Durov referenced a 404 Media report that the U.S. Federal Bureau of Investigation reportedly recovered deleted Signal messages by accessing an iPhone’s notification database. He stressed that simply turning off notification previews does not eliminate the risk, because message content can still be exposed when the people you message have notifications enabled.
Cointelegraph contacted Signal about the FBI report but had not received a response by the time of publication.
The episode illustrates how end-to-end encryption can be undermined not by breaking the crypto itself but by exploiting metadata and auxiliary data generated by apps — notification logs among them. Durov argues this practical attack vector strengthens the case for decentralized messaging architectures that minimize or eliminate centralized collection and storage of such data.

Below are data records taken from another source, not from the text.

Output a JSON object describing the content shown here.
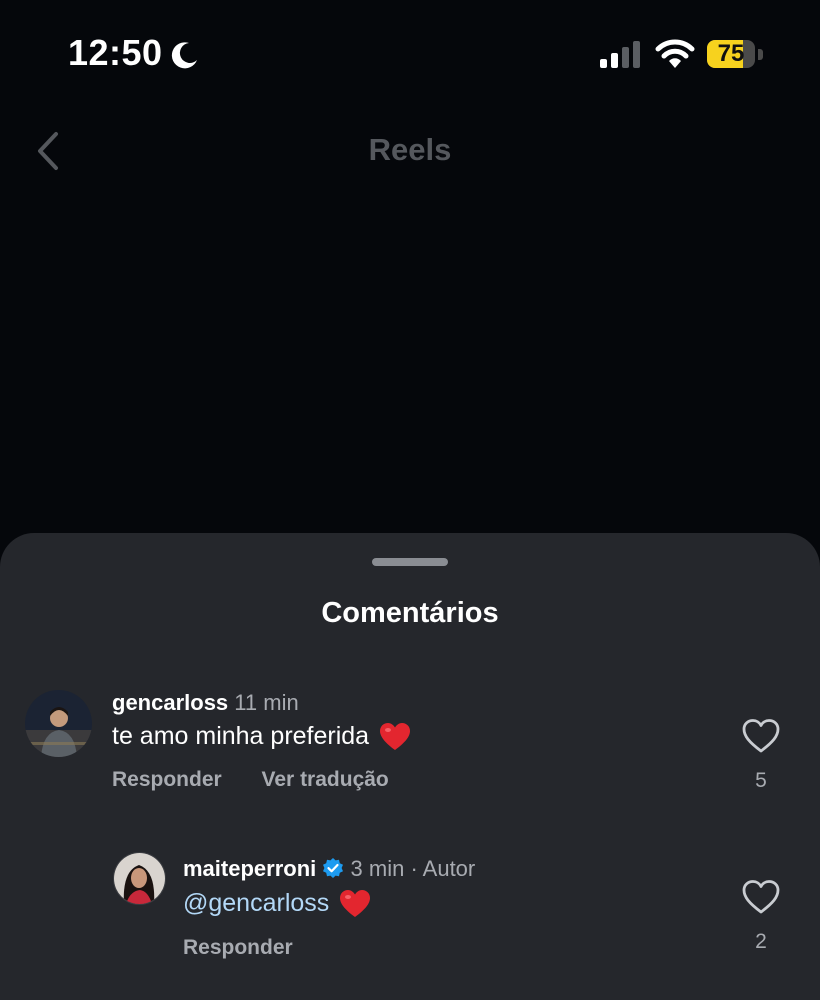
{
  "status_bar": {
    "time": "12:50",
    "battery_level": "75",
    "battery_fraction": 0.75
  },
  "nav": {
    "title": "Reels"
  },
  "comments_sheet": {
    "title": "Comentários",
    "comments": [
      {
        "username": "gencarloss",
        "time": "11 min",
        "text": "te amo minha preferida",
        "emoji": "heart",
        "reply_label": "Responder",
        "translate_label": "Ver tradução",
        "like_count": "5"
      },
      {
        "username": "maiteperroni",
        "verified": true,
        "time": "3 min",
        "author_label": "· Autor",
        "mention": "@gencarloss",
        "emoji": "heart",
        "reply_label": "Responder",
        "like_count": "2"
      }
    ]
  },
  "colors": {
    "accent_yellow": "#f7d21e",
    "verified_blue": "#1d9bf0",
    "mention": "#b3d8f7",
    "heart_red": "#e3262f"
  }
}
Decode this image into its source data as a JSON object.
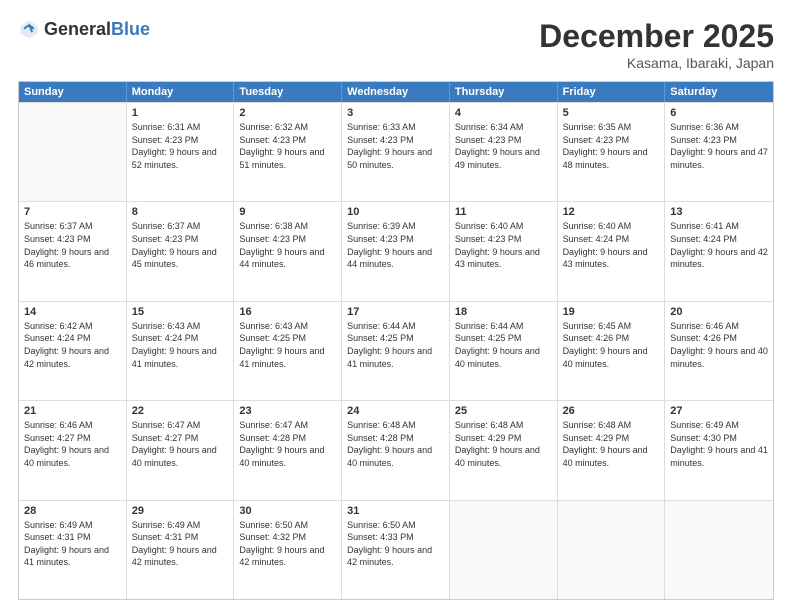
{
  "header": {
    "logo_general": "General",
    "logo_blue": "Blue",
    "month": "December 2025",
    "location": "Kasama, Ibaraki, Japan"
  },
  "weekdays": [
    "Sunday",
    "Monday",
    "Tuesday",
    "Wednesday",
    "Thursday",
    "Friday",
    "Saturday"
  ],
  "weeks": [
    [
      {
        "day": "",
        "sunrise": "",
        "sunset": "",
        "daylight": ""
      },
      {
        "day": "1",
        "sunrise": "Sunrise: 6:31 AM",
        "sunset": "Sunset: 4:23 PM",
        "daylight": "Daylight: 9 hours and 52 minutes."
      },
      {
        "day": "2",
        "sunrise": "Sunrise: 6:32 AM",
        "sunset": "Sunset: 4:23 PM",
        "daylight": "Daylight: 9 hours and 51 minutes."
      },
      {
        "day": "3",
        "sunrise": "Sunrise: 6:33 AM",
        "sunset": "Sunset: 4:23 PM",
        "daylight": "Daylight: 9 hours and 50 minutes."
      },
      {
        "day": "4",
        "sunrise": "Sunrise: 6:34 AM",
        "sunset": "Sunset: 4:23 PM",
        "daylight": "Daylight: 9 hours and 49 minutes."
      },
      {
        "day": "5",
        "sunrise": "Sunrise: 6:35 AM",
        "sunset": "Sunset: 4:23 PM",
        "daylight": "Daylight: 9 hours and 48 minutes."
      },
      {
        "day": "6",
        "sunrise": "Sunrise: 6:36 AM",
        "sunset": "Sunset: 4:23 PM",
        "daylight": "Daylight: 9 hours and 47 minutes."
      }
    ],
    [
      {
        "day": "7",
        "sunrise": "Sunrise: 6:37 AM",
        "sunset": "Sunset: 4:23 PM",
        "daylight": "Daylight: 9 hours and 46 minutes."
      },
      {
        "day": "8",
        "sunrise": "Sunrise: 6:37 AM",
        "sunset": "Sunset: 4:23 PM",
        "daylight": "Daylight: 9 hours and 45 minutes."
      },
      {
        "day": "9",
        "sunrise": "Sunrise: 6:38 AM",
        "sunset": "Sunset: 4:23 PM",
        "daylight": "Daylight: 9 hours and 44 minutes."
      },
      {
        "day": "10",
        "sunrise": "Sunrise: 6:39 AM",
        "sunset": "Sunset: 4:23 PM",
        "daylight": "Daylight: 9 hours and 44 minutes."
      },
      {
        "day": "11",
        "sunrise": "Sunrise: 6:40 AM",
        "sunset": "Sunset: 4:23 PM",
        "daylight": "Daylight: 9 hours and 43 minutes."
      },
      {
        "day": "12",
        "sunrise": "Sunrise: 6:40 AM",
        "sunset": "Sunset: 4:24 PM",
        "daylight": "Daylight: 9 hours and 43 minutes."
      },
      {
        "day": "13",
        "sunrise": "Sunrise: 6:41 AM",
        "sunset": "Sunset: 4:24 PM",
        "daylight": "Daylight: 9 hours and 42 minutes."
      }
    ],
    [
      {
        "day": "14",
        "sunrise": "Sunrise: 6:42 AM",
        "sunset": "Sunset: 4:24 PM",
        "daylight": "Daylight: 9 hours and 42 minutes."
      },
      {
        "day": "15",
        "sunrise": "Sunrise: 6:43 AM",
        "sunset": "Sunset: 4:24 PM",
        "daylight": "Daylight: 9 hours and 41 minutes."
      },
      {
        "day": "16",
        "sunrise": "Sunrise: 6:43 AM",
        "sunset": "Sunset: 4:25 PM",
        "daylight": "Daylight: 9 hours and 41 minutes."
      },
      {
        "day": "17",
        "sunrise": "Sunrise: 6:44 AM",
        "sunset": "Sunset: 4:25 PM",
        "daylight": "Daylight: 9 hours and 41 minutes."
      },
      {
        "day": "18",
        "sunrise": "Sunrise: 6:44 AM",
        "sunset": "Sunset: 4:25 PM",
        "daylight": "Daylight: 9 hours and 40 minutes."
      },
      {
        "day": "19",
        "sunrise": "Sunrise: 6:45 AM",
        "sunset": "Sunset: 4:26 PM",
        "daylight": "Daylight: 9 hours and 40 minutes."
      },
      {
        "day": "20",
        "sunrise": "Sunrise: 6:46 AM",
        "sunset": "Sunset: 4:26 PM",
        "daylight": "Daylight: 9 hours and 40 minutes."
      }
    ],
    [
      {
        "day": "21",
        "sunrise": "Sunrise: 6:46 AM",
        "sunset": "Sunset: 4:27 PM",
        "daylight": "Daylight: 9 hours and 40 minutes."
      },
      {
        "day": "22",
        "sunrise": "Sunrise: 6:47 AM",
        "sunset": "Sunset: 4:27 PM",
        "daylight": "Daylight: 9 hours and 40 minutes."
      },
      {
        "day": "23",
        "sunrise": "Sunrise: 6:47 AM",
        "sunset": "Sunset: 4:28 PM",
        "daylight": "Daylight: 9 hours and 40 minutes."
      },
      {
        "day": "24",
        "sunrise": "Sunrise: 6:48 AM",
        "sunset": "Sunset: 4:28 PM",
        "daylight": "Daylight: 9 hours and 40 minutes."
      },
      {
        "day": "25",
        "sunrise": "Sunrise: 6:48 AM",
        "sunset": "Sunset: 4:29 PM",
        "daylight": "Daylight: 9 hours and 40 minutes."
      },
      {
        "day": "26",
        "sunrise": "Sunrise: 6:48 AM",
        "sunset": "Sunset: 4:29 PM",
        "daylight": "Daylight: 9 hours and 40 minutes."
      },
      {
        "day": "27",
        "sunrise": "Sunrise: 6:49 AM",
        "sunset": "Sunset: 4:30 PM",
        "daylight": "Daylight: 9 hours and 41 minutes."
      }
    ],
    [
      {
        "day": "28",
        "sunrise": "Sunrise: 6:49 AM",
        "sunset": "Sunset: 4:31 PM",
        "daylight": "Daylight: 9 hours and 41 minutes."
      },
      {
        "day": "29",
        "sunrise": "Sunrise: 6:49 AM",
        "sunset": "Sunset: 4:31 PM",
        "daylight": "Daylight: 9 hours and 42 minutes."
      },
      {
        "day": "30",
        "sunrise": "Sunrise: 6:50 AM",
        "sunset": "Sunset: 4:32 PM",
        "daylight": "Daylight: 9 hours and 42 minutes."
      },
      {
        "day": "31",
        "sunrise": "Sunrise: 6:50 AM",
        "sunset": "Sunset: 4:33 PM",
        "daylight": "Daylight: 9 hours and 42 minutes."
      },
      {
        "day": "",
        "sunrise": "",
        "sunset": "",
        "daylight": ""
      },
      {
        "day": "",
        "sunrise": "",
        "sunset": "",
        "daylight": ""
      },
      {
        "day": "",
        "sunrise": "",
        "sunset": "",
        "daylight": ""
      }
    ]
  ]
}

Interest in decentralized and peer-to-peer messaging has grown since 2025 amid geopolitical tensions, connectivity blackouts and civil unrest. Some apps, like Bitchat, use Bluetooth mesh networking to relay messages without relying on the internet or central servers; during a national social media ban in Nepal in September 2025, more than 48,000 people reportedly downloaded Bitchat to communicate.
Users also turn to VPNs and related tools to evade national firewalls and bans on privacy-focused apps. Durov noted that government efforts to force adoption of surveillance-capable messaging often backfire, driving broader VPN use and continued uptake of banned platforms. He pointed to Telegram’s enduring popularity in Iran, where he says over 50 million users have downloaded the app despite long-standing restrictions.
These developments highlight a recurring tension: strong encryption protects message contents, but auxiliary data like notification logs can still leak information. That gap shapes how users, developers and policymakers approach privacy and censorship resistance in hostile or censored environments.